Like many budding musicians, he first tried aping the style of players that he admired, such as Randy Rhoads, the heavy metal guitarist who played in Ozzy Osbourne’s band. “It wasn’t until right around the time of the formation of Rage Against the Machine that I found my own voice,” says Morello. “I was the DJ in the band, and there were eccentricities in my playing; I began practising those eight hours a day, [rather than] scales or Chuck Berry riffs.”
As well, the artist-in-training was struck by an epiphany. The electric guitar is a relatively new instrument on the planet, so why be bound by a tradition that’s only a few decades old?
“I started looking at it like it’s a piece of wood with some electronics, six wires, and they can create vibrations in different ways,” he says. “OK: and what if you play it with the allen wrench that’s used to tune it, then step on the wah-wah pedal at the same time? I never heard a sound like that before in my life. Then, with Rage, we crafted songs with a different palette than Chuck Berry might have.”
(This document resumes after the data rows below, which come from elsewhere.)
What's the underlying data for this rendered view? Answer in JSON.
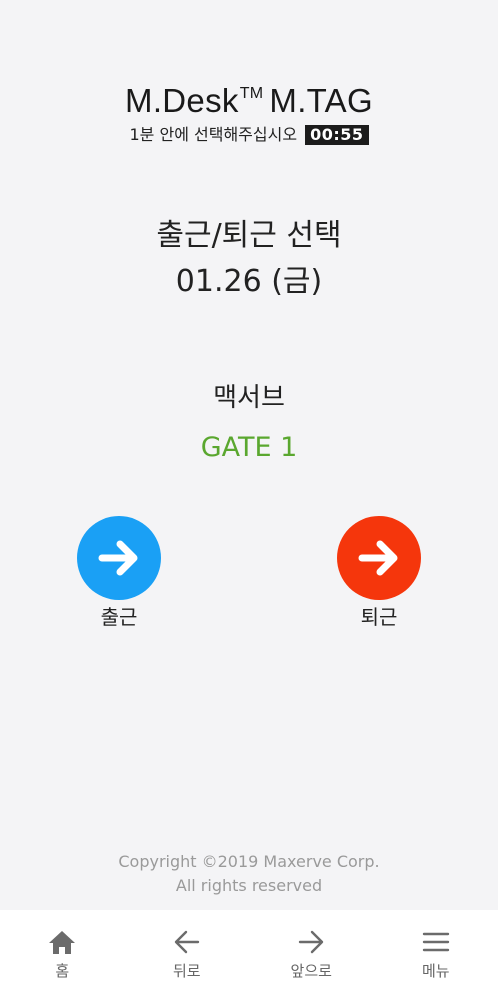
{
  "header": {
    "brand": "M.Desk",
    "tm": "TM",
    "product": "M.TAG",
    "instruction": "1분 안에 선택해주십시오",
    "countdown": "00:55"
  },
  "selection": {
    "title": "출근/퇴근 선택",
    "date": "01.26 (금)"
  },
  "location": {
    "name": "맥서브",
    "gate": "GATE 1",
    "gate_color": "#5aa72f"
  },
  "actions": [
    {
      "label": "출근",
      "icon": "arrow-right-icon",
      "color": "#1aa0f5"
    },
    {
      "label": "퇴근",
      "icon": "arrow-right-icon",
      "color": "#f5360c"
    }
  ],
  "footer": {
    "copyright": "Copyright ©2019 Maxerve Corp.",
    "rights": "All rights reserved"
  },
  "nav": [
    {
      "label": "홈",
      "icon": "home-icon"
    },
    {
      "label": "뒤로",
      "icon": "arrow-left-icon"
    },
    {
      "label": "앞으로",
      "icon": "arrow-right-icon"
    },
    {
      "label": "메뉴",
      "icon": "menu-icon"
    }
  ]
}
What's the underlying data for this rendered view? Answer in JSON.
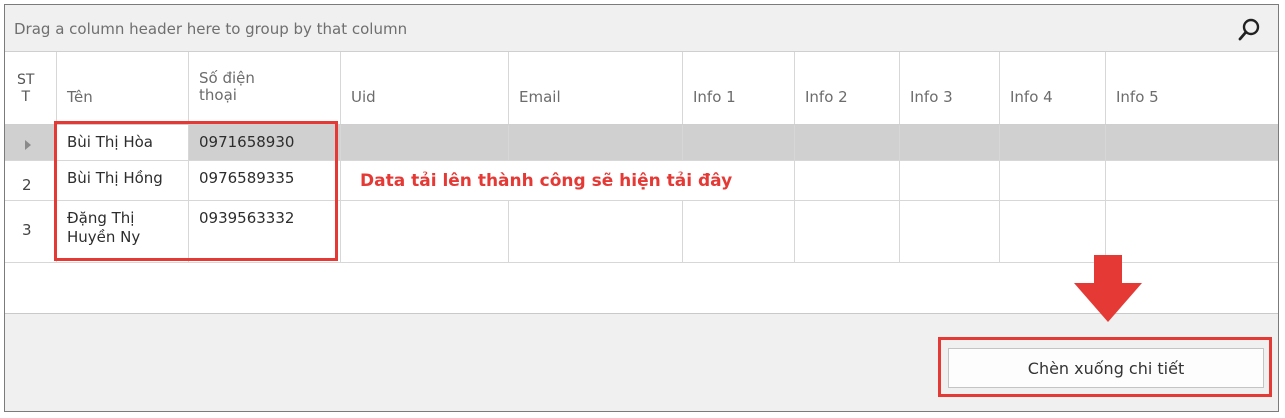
{
  "group_panel": {
    "hint": "Drag a column header here to group by that column",
    "search_icon": "search-icon"
  },
  "columns": [
    "ST T",
    "Tên",
    "Số điện thoại",
    "Uid",
    "Email",
    "Info 1",
    "Info 2",
    "Info 3",
    "Info 4",
    "Info 5"
  ],
  "header_lines": {
    "stt": [
      "ST",
      "T"
    ],
    "phone": [
      "Số điện",
      "thoại"
    ]
  },
  "rows": [
    {
      "indicator": "",
      "name_lines": [
        "Bùi Thị Hòa"
      ],
      "phone": "0971658930"
    },
    {
      "indicator": "2",
      "name_lines": [
        "Bùi Thị Hồng"
      ],
      "phone": "0976589335"
    },
    {
      "indicator": "3",
      "name_lines": [
        "Đặng Thị",
        "Huyền Ny"
      ],
      "phone": "0939563332"
    }
  ],
  "annotation": "Data tải lên thành công sẽ hiện tải đây",
  "button": {
    "label": "Chèn xuống chi tiết"
  },
  "colors": {
    "annotation_red": "#e53935",
    "selected_row": "#d0d0d0"
  }
}
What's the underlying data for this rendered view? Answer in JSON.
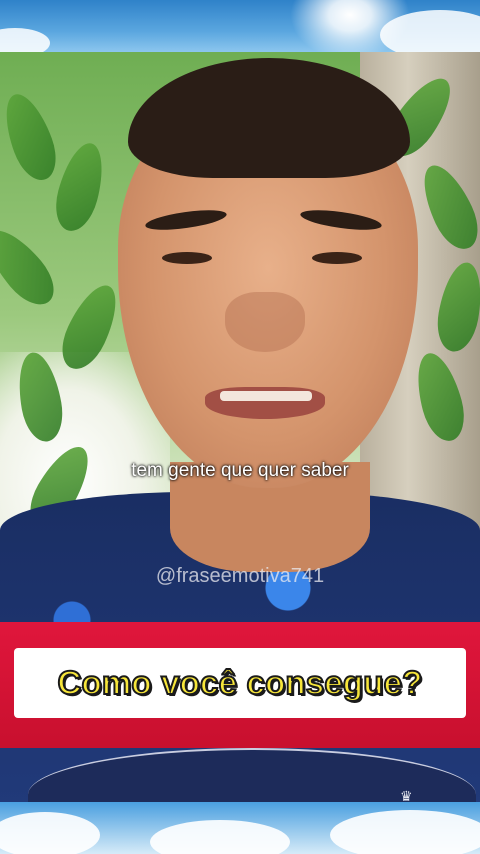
{
  "video": {
    "subtitle": "tem gente que quer saber",
    "watermark": "@fraseemotiva741"
  },
  "banner": {
    "text": "Como você consegue?",
    "background_color": "#d71436",
    "text_color": "#f7e63a"
  },
  "icons": {
    "crown": "crown-icon"
  }
}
After sprinting to catch up to his peers, he soon surpassed all contenders. Following more than 25 years of running his own race, he is aiming to leave another indelible mark on popular culture with The Atlas Underground. There are plans for an accompanying live show that won’t be reliant on fill-ins to replicate the guest artists’ contributions, though the exact format remains a mystery; the first concerts will take place in Brazil this weekend, followed by a short run of US shows next month.
In Brisbane back in March, though, such thoughts are far from Morello’s mind.
“I have a relentless drive and determination that tonight’s Prophets of Rage show is going to be the best show that any of those f..kin’ people have ever been to in their lives,” he says, banging his open palm on the table for emphasis.
“I don’t want to rest on my laurels. I want this Atlas Underground record to outflank every record I’ve ever made.
“I’ve always aimed that way: sometimes you get it, sometimes you don’t.”
A few hours later, at a theatre named the Tivoli, the man in the baseball cap walks out wearing a flashy white-and-red long-sleeved shirt, jeans and aviator shades. He stomps his feet, raises his instrument skyward and throws all the poses in his arsenal as the band runs through a selection of its originals from its self-titled album, released last year, in addition to tracks from the catalogues of Rage Against the Machine, Cypress Hill, Public Enemy and Audioslave.
After the second song, Testify — a single from the 1999 Rage album The Battle of Los Angeles — he flips over his trusty, blue “Arm the Homeless” guitar to reveal the Aboriginal flag. Later, the backside of the guitar bears another blunt message: “F..k Trump”.
Near the end, as Morello and his two Rage companions hit the opening chords of Killing in the Name — the bombastic lead single from its 1992 debut album — it is as though everybody in the room has been hit with a live current.
There are very few songs in the world of rock music that can have that kind of instantaneous effect on an audience, and as the track reaches its furious crescendo — “F..k you, I won’t do what you tell me” — the crowd bounces as one, caught up in the sheer euphoria and tension release.
Sometimes you get it. This is one of those times.
The Atlas Underground is released on October 12 via Sony Music Australia.